A couple of years ago Michelle wrote a story and submitted it to a contest judged by Ben Fong-Torres, the legendary editor of Rolling Stone and a personal idol of hers. Fong-Torres selected her to read her work at a “Basement Series” event, and buoyed by his faith in her she started to pitch stories to outlets regularly. She also began freelancing as a copywriter. She applied for a music editor position at a local alt weekly in the Bay Area, and the managing editor assigned Michelle her first big feature in eight years. The rest is history.
Last year, Michelle’s piece in the Observer, called “We’re Not Going Anywhere: Growing up Latino and Punk in America,” went viral. She was contacted by several national publications, and started writing more regularly for national audiences. In September she had a feature in Remezcla about Marlboro ceramics professor Roberto Lugo, “the self-proclaimed ‘ghetto potter’ turning classical ceramics into radical art.” After a couple of years writing about the Bay Area, she has become close to all the local music and art editors. She writes for the San Francisco NPR affiliate, KQED, on a monthly basis.
“For Día de Los Muertos last year, I went to Mexico City and worked on my first piece of international, investigative journalism,” says Michelle. “I also sold several pieces related to the vibrant alternative rock music scene there. It was an incredible experience.” She plans to move to Mexico next spring to cover more Latinx (the gender-neutral alternative to Latino) issues. “I never had the luxury of traveling before last year, but now it’s really important to me to travel across Latin America.”
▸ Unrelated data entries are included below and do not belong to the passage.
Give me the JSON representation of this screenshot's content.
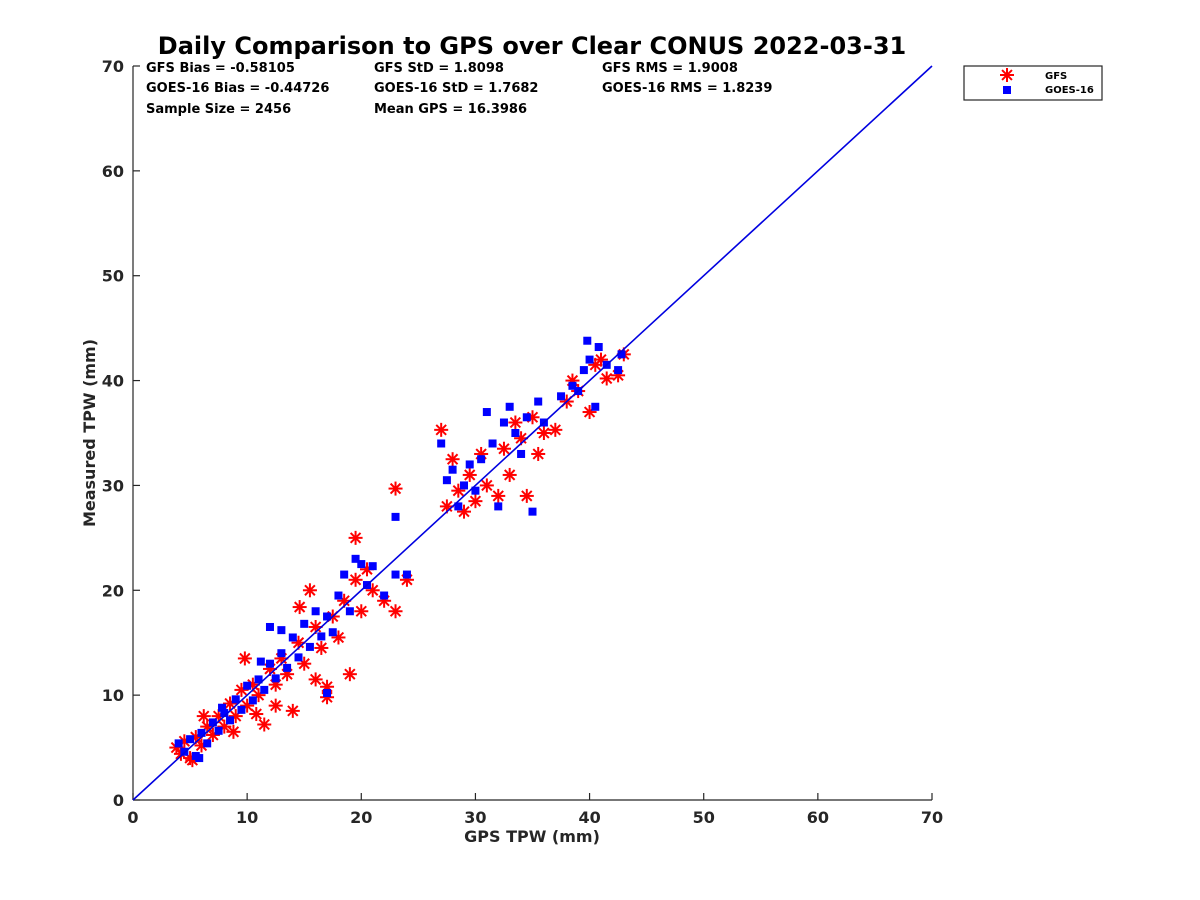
{
  "chart_data": {
    "type": "scatter",
    "title": "Daily Comparison to GPS over Clear CONUS 2022-03-31",
    "xlabel": "GPS TPW (mm)",
    "ylabel": "Measured TPW (mm)",
    "xlim": [
      0,
      70
    ],
    "ylim": [
      0,
      70
    ],
    "xticks": [
      0,
      10,
      20,
      30,
      40,
      50,
      60,
      70
    ],
    "yticks": [
      0,
      10,
      20,
      30,
      40,
      50,
      60,
      70
    ],
    "grid": false,
    "legend_position": "outside-top-right",
    "stats": {
      "col1": [
        "GFS Bias = -0.58105",
        "GOES-16 Bias = -0.44726",
        "Sample Size = 2456"
      ],
      "col2": [
        "GFS StD = 1.8098",
        "GOES-16 StD = 1.7682",
        "Mean GPS = 16.3986"
      ],
      "col3": [
        "GFS RMS = 1.9008",
        "GOES-16 RMS = 1.8239"
      ]
    },
    "reference_line": {
      "name": "1:1",
      "x": [
        0,
        70
      ],
      "y": [
        0,
        70
      ],
      "color": "#0000e0"
    },
    "series": [
      {
        "name": "GFS",
        "marker": "asterisk",
        "color": "#ff0000",
        "points": [
          [
            3.8,
            5.0
          ],
          [
            4.2,
            4.4
          ],
          [
            4.5,
            5.6
          ],
          [
            5.0,
            4.0
          ],
          [
            5.5,
            6.0
          ],
          [
            6.0,
            5.2
          ],
          [
            6.5,
            7.0
          ],
          [
            7.0,
            6.2
          ],
          [
            7.5,
            8.0
          ],
          [
            8.0,
            7.0
          ],
          [
            8.5,
            9.2
          ],
          [
            9.0,
            8.0
          ],
          [
            9.5,
            10.5
          ],
          [
            10.0,
            9.0
          ],
          [
            10.5,
            11.0
          ],
          [
            11.0,
            10.0
          ],
          [
            11.5,
            7.2
          ],
          [
            12.0,
            12.5
          ],
          [
            12.5,
            11.0
          ],
          [
            13.0,
            13.5
          ],
          [
            13.5,
            12.0
          ],
          [
            14.0,
            8.5
          ],
          [
            14.5,
            15.0
          ],
          [
            14.6,
            18.4
          ],
          [
            15.0,
            13.0
          ],
          [
            15.5,
            20.0
          ],
          [
            16.0,
            16.5
          ],
          [
            16.5,
            14.5
          ],
          [
            17.0,
            9.8
          ],
          [
            17.0,
            10.8
          ],
          [
            17.5,
            17.5
          ],
          [
            18.0,
            15.5
          ],
          [
            18.5,
            19.0
          ],
          [
            19.0,
            12.0
          ],
          [
            19.5,
            25.0
          ],
          [
            19.5,
            21.0
          ],
          [
            20.0,
            18.0
          ],
          [
            20.5,
            22.0
          ],
          [
            21.0,
            20.0
          ],
          [
            22.0,
            19.0
          ],
          [
            23.0,
            18.0
          ],
          [
            24.0,
            21.0
          ],
          [
            9.8,
            13.5
          ],
          [
            12.5,
            9.0
          ],
          [
            16.0,
            11.5
          ],
          [
            23.0,
            29.7
          ],
          [
            27.0,
            35.3
          ],
          [
            27.5,
            28.0
          ],
          [
            28.0,
            32.5
          ],
          [
            28.5,
            29.5
          ],
          [
            29.0,
            27.5
          ],
          [
            29.5,
            31.0
          ],
          [
            30.0,
            28.5
          ],
          [
            30.5,
            33.0
          ],
          [
            31.0,
            30.0
          ],
          [
            32.0,
            29.0
          ],
          [
            32.5,
            33.5
          ],
          [
            33.0,
            31.0
          ],
          [
            33.5,
            36.0
          ],
          [
            34.0,
            34.5
          ],
          [
            34.5,
            29.0
          ],
          [
            35.0,
            36.5
          ],
          [
            35.5,
            33.0
          ],
          [
            36.0,
            35.0
          ],
          [
            37.0,
            35.3
          ],
          [
            38.0,
            38.0
          ],
          [
            38.5,
            40.0
          ],
          [
            39.0,
            39.0
          ],
          [
            40.0,
            37.0
          ],
          [
            40.5,
            41.5
          ],
          [
            41.0,
            42.0
          ],
          [
            41.5,
            40.2
          ],
          [
            42.5,
            40.5
          ],
          [
            43.0,
            42.5
          ],
          [
            6.2,
            8.0
          ],
          [
            5.2,
            3.8
          ],
          [
            8.8,
            6.5
          ],
          [
            10.8,
            8.2
          ]
        ]
      },
      {
        "name": "GOES-16",
        "marker": "square",
        "color": "#0000ff",
        "points": [
          [
            4.0,
            5.4
          ],
          [
            4.5,
            4.6
          ],
          [
            5.0,
            5.8
          ],
          [
            5.5,
            4.2
          ],
          [
            6.0,
            6.4
          ],
          [
            6.5,
            5.4
          ],
          [
            7.0,
            7.4
          ],
          [
            7.5,
            6.6
          ],
          [
            8.0,
            8.3
          ],
          [
            8.5,
            7.6
          ],
          [
            9.0,
            9.6
          ],
          [
            9.5,
            8.6
          ],
          [
            10.0,
            10.9
          ],
          [
            10.5,
            9.5
          ],
          [
            11.0,
            11.5
          ],
          [
            11.5,
            10.5
          ],
          [
            12.0,
            13.0
          ],
          [
            12.0,
            16.5
          ],
          [
            12.5,
            11.6
          ],
          [
            13.0,
            14.0
          ],
          [
            13.0,
            16.2
          ],
          [
            13.5,
            12.6
          ],
          [
            14.0,
            15.5
          ],
          [
            14.5,
            13.6
          ],
          [
            15.0,
            16.8
          ],
          [
            15.5,
            14.6
          ],
          [
            16.0,
            18.0
          ],
          [
            16.5,
            15.6
          ],
          [
            17.0,
            10.2
          ],
          [
            17.0,
            17.5
          ],
          [
            17.5,
            16.0
          ],
          [
            18.0,
            19.5
          ],
          [
            18.5,
            21.5
          ],
          [
            19.0,
            18.0
          ],
          [
            19.5,
            23.0
          ],
          [
            20.0,
            22.5
          ],
          [
            20.5,
            20.5
          ],
          [
            21.0,
            22.3
          ],
          [
            22.0,
            19.5
          ],
          [
            23.0,
            21.5
          ],
          [
            23.0,
            27.0
          ],
          [
            24.0,
            21.5
          ],
          [
            27.0,
            34.0
          ],
          [
            27.5,
            30.5
          ],
          [
            28.0,
            31.5
          ],
          [
            28.5,
            28.0
          ],
          [
            29.0,
            30.0
          ],
          [
            29.5,
            32.0
          ],
          [
            30.0,
            29.5
          ],
          [
            30.5,
            32.5
          ],
          [
            31.0,
            37.0
          ],
          [
            31.5,
            34.0
          ],
          [
            32.0,
            28.0
          ],
          [
            32.5,
            36.0
          ],
          [
            33.0,
            37.5
          ],
          [
            33.5,
            35.0
          ],
          [
            34.0,
            33.0
          ],
          [
            34.5,
            36.5
          ],
          [
            35.0,
            27.5
          ],
          [
            35.5,
            38.0
          ],
          [
            36.0,
            36.0
          ],
          [
            37.5,
            38.5
          ],
          [
            38.5,
            39.5
          ],
          [
            39.0,
            39.0
          ],
          [
            39.5,
            41.0
          ],
          [
            39.8,
            43.8
          ],
          [
            40.0,
            42.0
          ],
          [
            40.5,
            37.5
          ],
          [
            40.8,
            43.2
          ],
          [
            41.5,
            41.5
          ],
          [
            42.5,
            41.0
          ],
          [
            42.8,
            42.5
          ],
          [
            5.8,
            4.0
          ],
          [
            7.8,
            8.8
          ],
          [
            11.2,
            13.2
          ]
        ]
      }
    ]
  }
}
Reflecting on her college years, Michelle says, “I think that Marlboro helped me become an even more critical thinker. The teachers at Marlboro pushed me to be a better writer and not be complacent. Also, two of my best friends are from Marlboro, Amanda Martin (’08) and Laura Baetscher (’07), and we have all become politically minded and committed to our work. Their support has been incredible.”